One day you’ll have children of your own and will hear many things like this. Be careful to always ask yourself the question of “what does one thing have to do with the other?” Speech has little to do with your child’s immune system and digestion.

Listen for the language that your child has since birth. Beware the silly things that people say. Ask yourself always “what does one thing have to do with the other?” Often the answer to that is “nothing at all”.

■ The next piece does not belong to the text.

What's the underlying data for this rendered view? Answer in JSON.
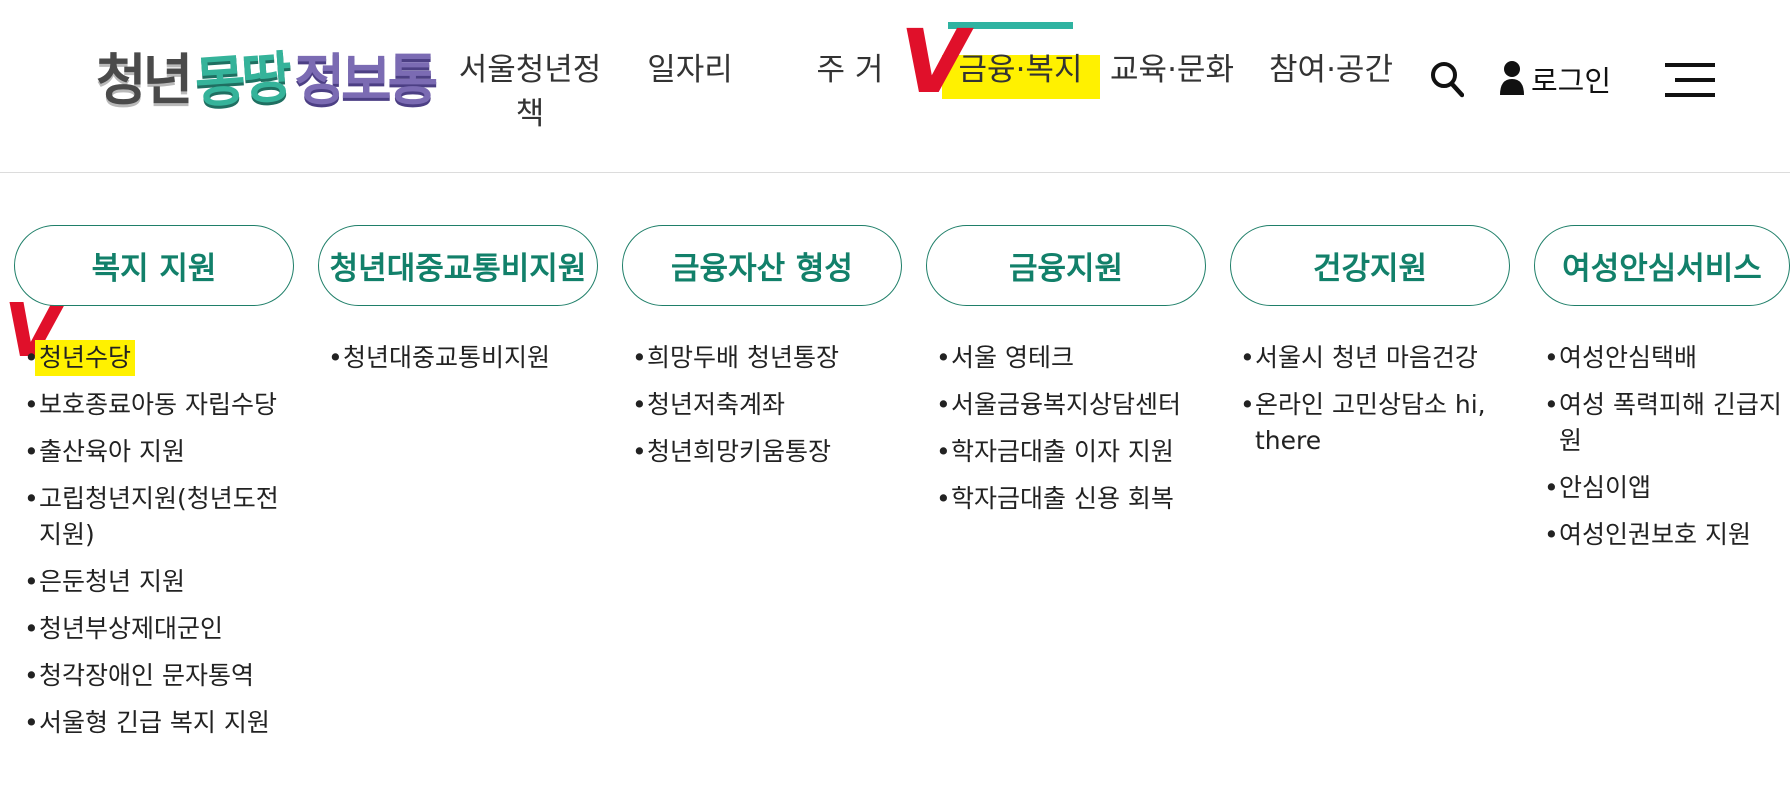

You have asked to nurse since the moment you were born. It does not matter to me what language you use to make your needs known. It only matters that you are making them known and that it is my job to give you everything you need, and some of what you want.

<3 Mama

  5 comments for “Old Enough to Ask

  1. Laura Dekkers
    May 14, 2012 at 4:20 pm

    I have just recently found your blog and am so grateful I have. As a mother of 2 nursing now for 4 years straight, it fills me with pride and love reading what I know in my heart to be true. Thank you for your beautiful and insightful essays, they bring light to my days.

  2. Michele
    May 14, 2012 at 6:00 pm

    You’re turning all these anti-AP notions on their heads. Thanks for the great blog.

  3. Bri
    May 15, 2012 at 2:50 am

    I love the way you have worded this. I would bet money the people that are so against this have not thought of it in this way. So glad to have found your blog. <3

  4. Meghan
    May 15, 2012 at 3:05 am

    I’ve used this same argument many times, but it’s lovely to hear it so eloquently expressed. Thank you!

  5. June 13, 2012 at 4:37 am

    Brava! I think that comment is uneducated and prejudiced. I was nursed until about 3 1/2. I signed “milk” before I said it. I’m pretty sure I signed “cookie” before I said it too. Why is nursing the only thing that should stop once you start being able to verbalize it? I will never understand people’s aversions to breastfeeding.